Employing intuitive ideas from mathematics, this quirky "meta-memoir" raises questions about our lives that most of us don't think to ask, but arguably should: What part of memory is reliable fact, what part creative embellishment? Which favorite presuppositions are unfounded, which statistically biased? By conjoining two opposing mindsets--the suspension of disbelief required in storytelling and the skepticism inherent in the scientific method--bestselling mathematician John Allen Paulos has created an unusual hybrid, a composite of personal memories and mathematical approaches to re-evaluating them.

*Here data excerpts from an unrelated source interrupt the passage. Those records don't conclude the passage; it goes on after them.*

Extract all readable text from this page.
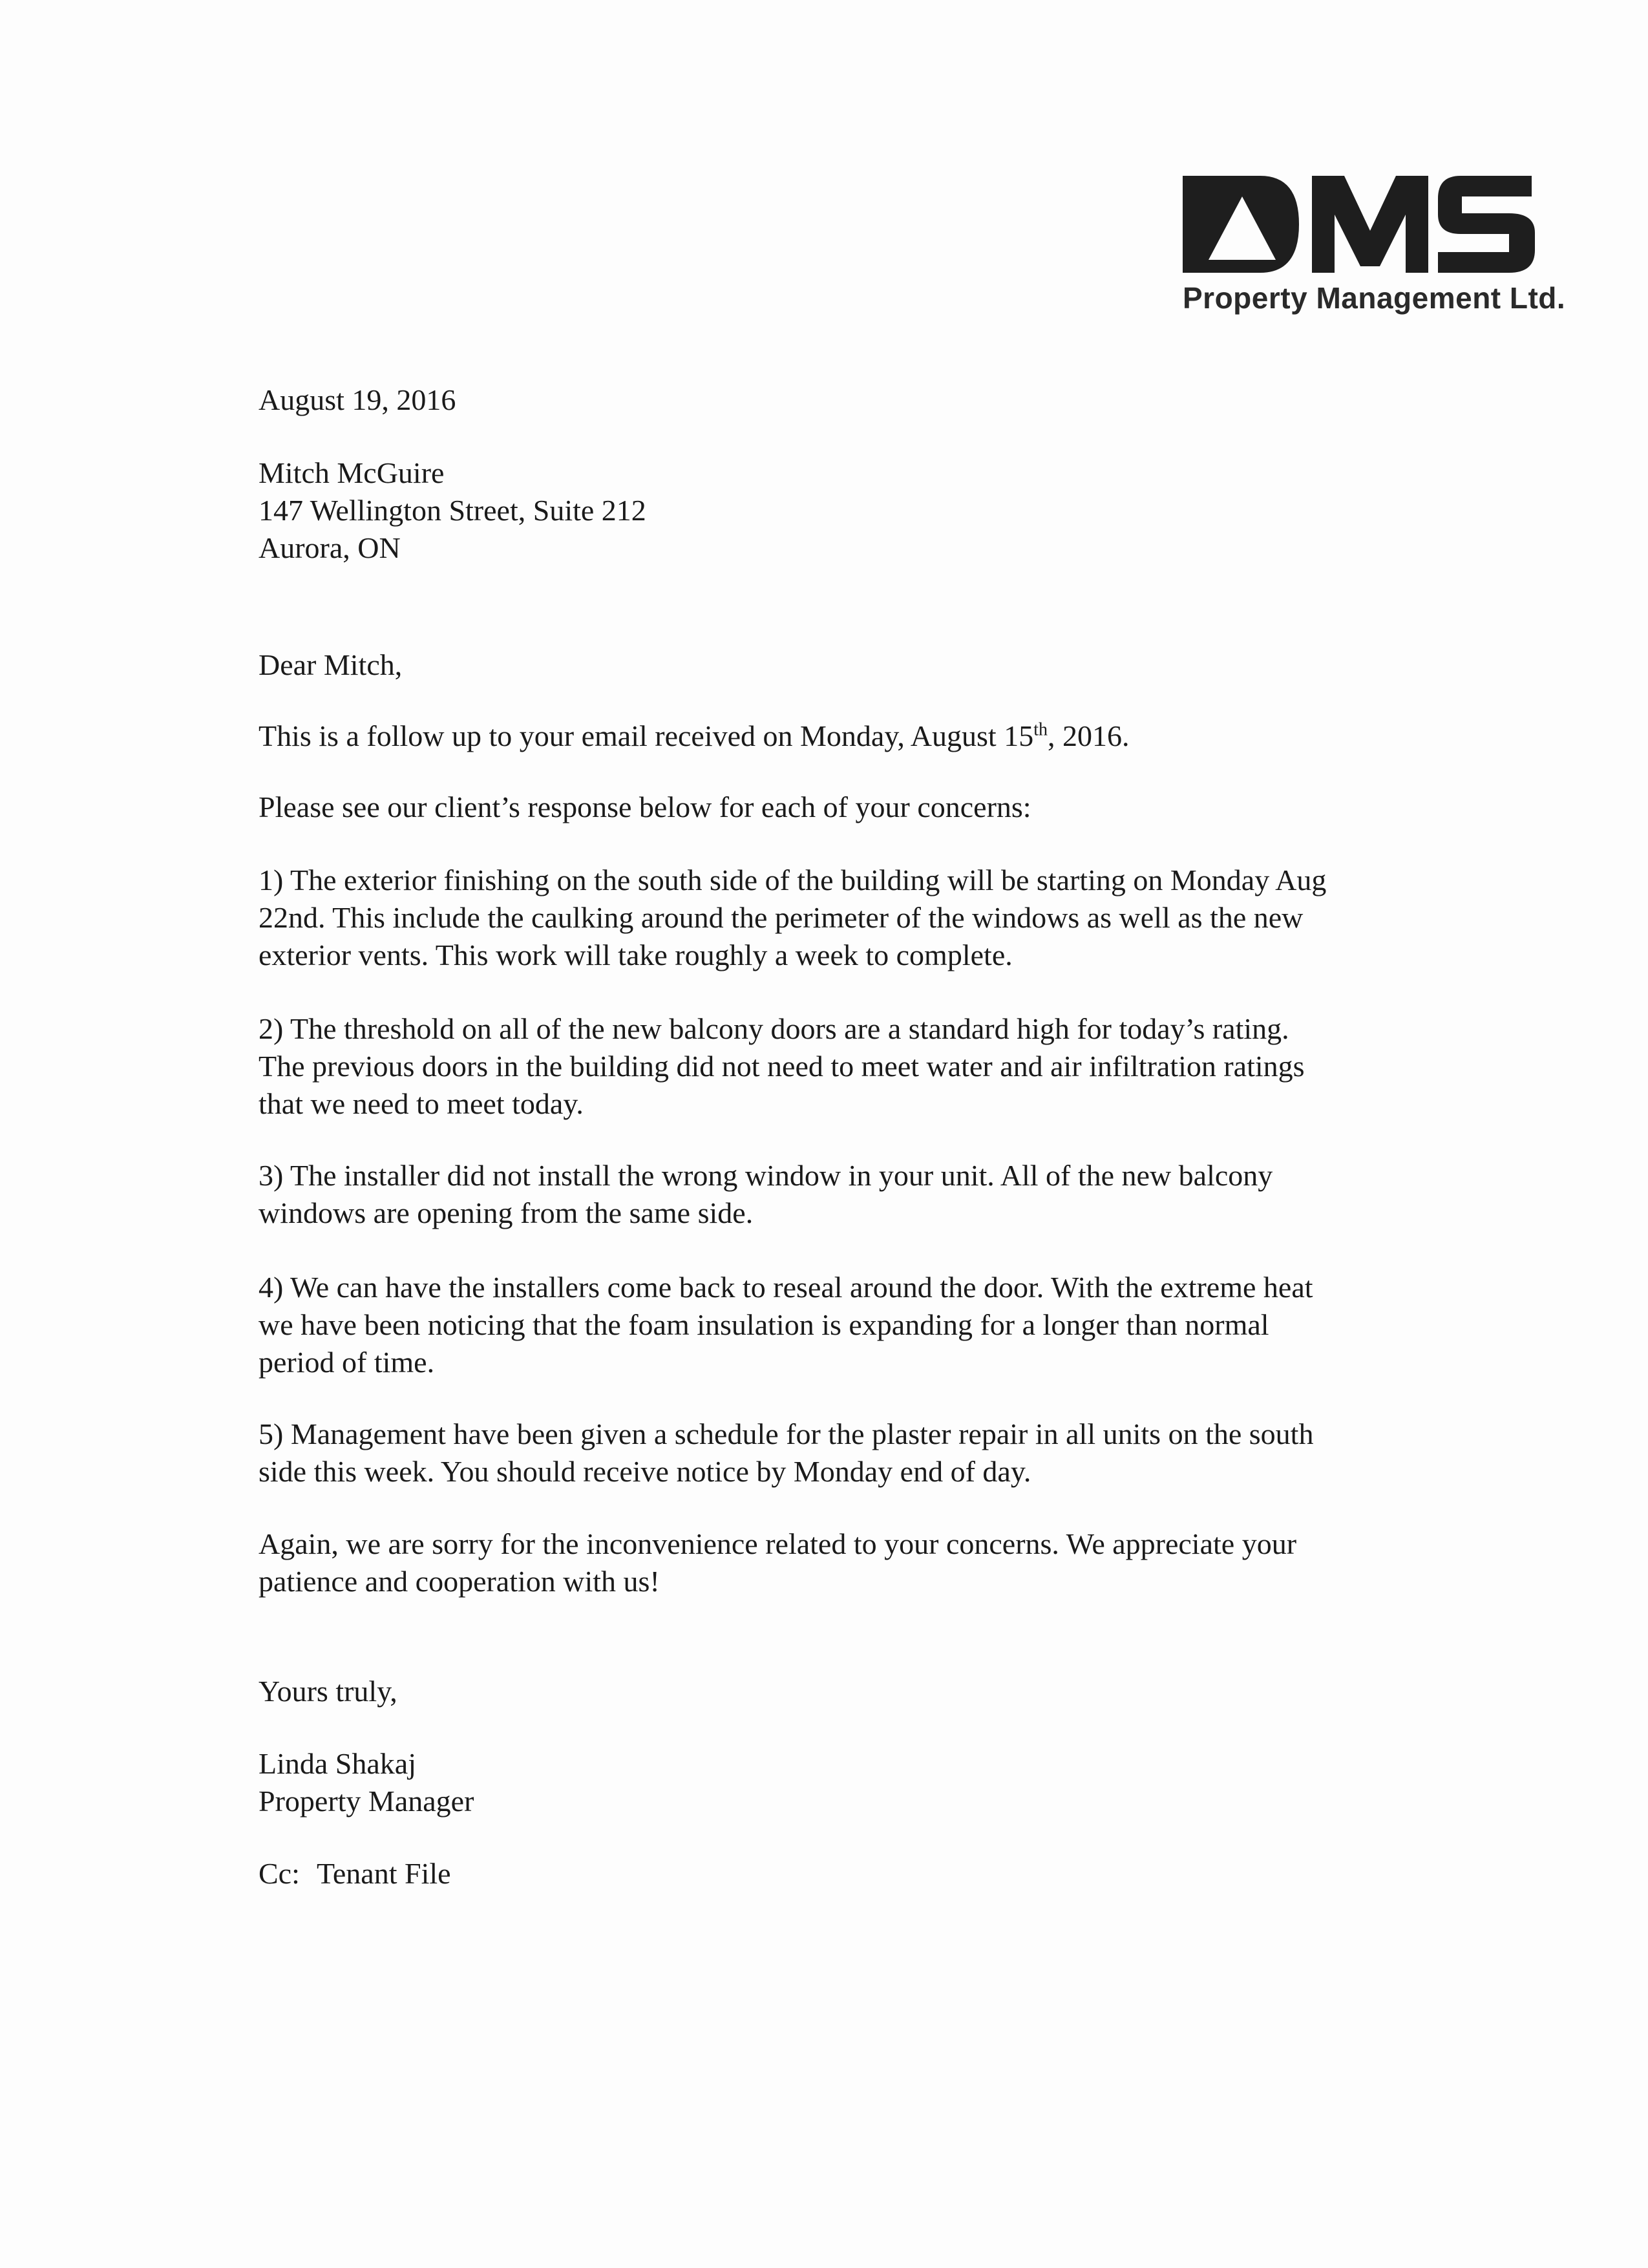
Property Management Ltd.
August 19, 2016
Mitch McGuire
147 Wellington Street, Suite 212
Aurora, ON
Dear Mitch,
This is a follow up to your email received on Monday, August 15th, 2016.
Please see our client’s response below for each of your concerns:
1) The exterior finishing on the south side of the building will be starting on Monday Aug
22nd. This include the caulking around the perimeter of the windows as well as the new
exterior vents. This work will take roughly a week to complete.
2) The threshold on all of the new balcony doors are a standard high for today’s rating.
The previous doors in the building did not need to meet water and air infiltration ratings
that we need to meet today.
3) The installer did not install the wrong window in your unit. All of the new balcony
windows are opening from the same side.
4) We can have the installers come back to reseal around the door. With the extreme heat
we have been noticing that the foam insulation is expanding for a longer than normal
period of time.
5) Management have been given a schedule for the plaster repair in all units on the south
side this week. You should receive notice by Monday end of day.
Again, we are sorry for the inconvenience related to your concerns. We appreciate your
patience and cooperation with us!
Yours truly,
Linda Shakaj
Property Manager
Cc: Tenant File
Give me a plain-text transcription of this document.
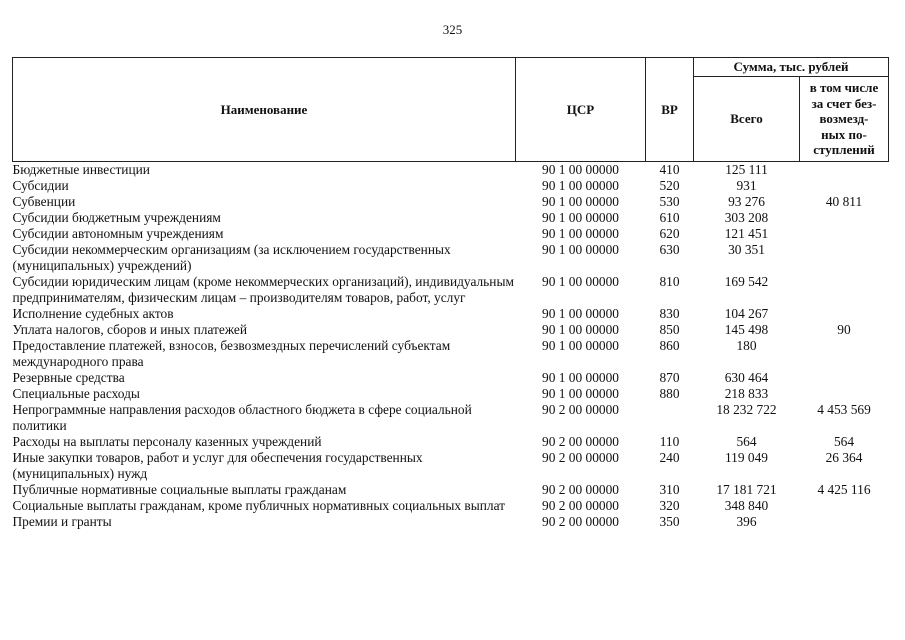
325
Наименование	ЦСР	ВР	Сумма, тыс. рублей	
			Всего	в том числе
за счет без-
возмезд-
ных по-
ступлений
Бюджетные инвестиции	90 1 00 00000	410	125 111	
Субсидии	90 1 00 00000	520	931	
Субвенции	90 1 00 00000	530	93 276	40 811
Субсидии бюджетным учреждениям	90 1 00 00000	610	303 208	
Субсидии автономным учреждениям	90 1 00 00000	620	121 451	
Субсидии некоммерческим организациям (за исключением государственных (муниципальных) учреждений)	90 1 00 00000	630	30 351	
Субсидии юридическим лицам (кроме некоммерческих организаций), индивидуальным предпринимателям, физическим лицам – производителям товаров, работ, услуг	90 1 00 00000	810	169 542	
Исполнение судебных актов	90 1 00 00000	830	104 267	
Уплата налогов, сборов и иных платежей	90 1 00 00000	850	145 498	90
Предоставление платежей, взносов, безвозмездных перечислений субъектам международного права	90 1 00 00000	860	180	
Резервные средства	90 1 00 00000	870	630 464	
Специальные расходы	90 1 00 00000	880	218 833	
Непрограммные направления расходов областного бюджета в сфере социальной политики	90 2 00 00000		18 232 722	4 453 569
Расходы на выплаты персоналу казенных учреждений	90 2 00 00000	110	564	564
Иные закупки товаров, работ и услуг для обеспечения государственных (муниципальных) нужд	90 2 00 00000	240	119 049	26 364
Публичные нормативные социальные выплаты гражданам	90 2 00 00000	310	17 181 721	4 425 116
Социальные выплаты гражданам, кроме публичных нормативных социальных выплат	90 2 00 00000	320	348 840	
Премии и гранты	90 2 00 00000	350	396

Entertaining vignettes from Paulos's biography abound--ranging from a bullying math teacher and a fabulous collection of baseball cards to romantic crushes, a grandmother s petty larceny, and his quite unintended role in getting George Bush elected president in 2000. These vignettes serve as springboards to many telling perspectives: simple arithmetic puts life-long habits in a dubious new light; higher dimensional geometry helps us see that we're all rather peculiar; nonlinear dynamics explains the narcissism of small differences cascading into very different siblings; logarithms and exponentials yield insight on why we tend to become bored and jaded as we age; and there are tricks and jokes, probability and coincidences, and much more.
For fans of Paulos or newcomers to his work, this witty commentary on his life--and yours--is fascinating reading.
Biografía del autor
John Allen Paulos is a professor of mathematics at Temple University and the author of eight previous books, including the best-selling Innumeracy and A Mathematician Reads the Newspaper.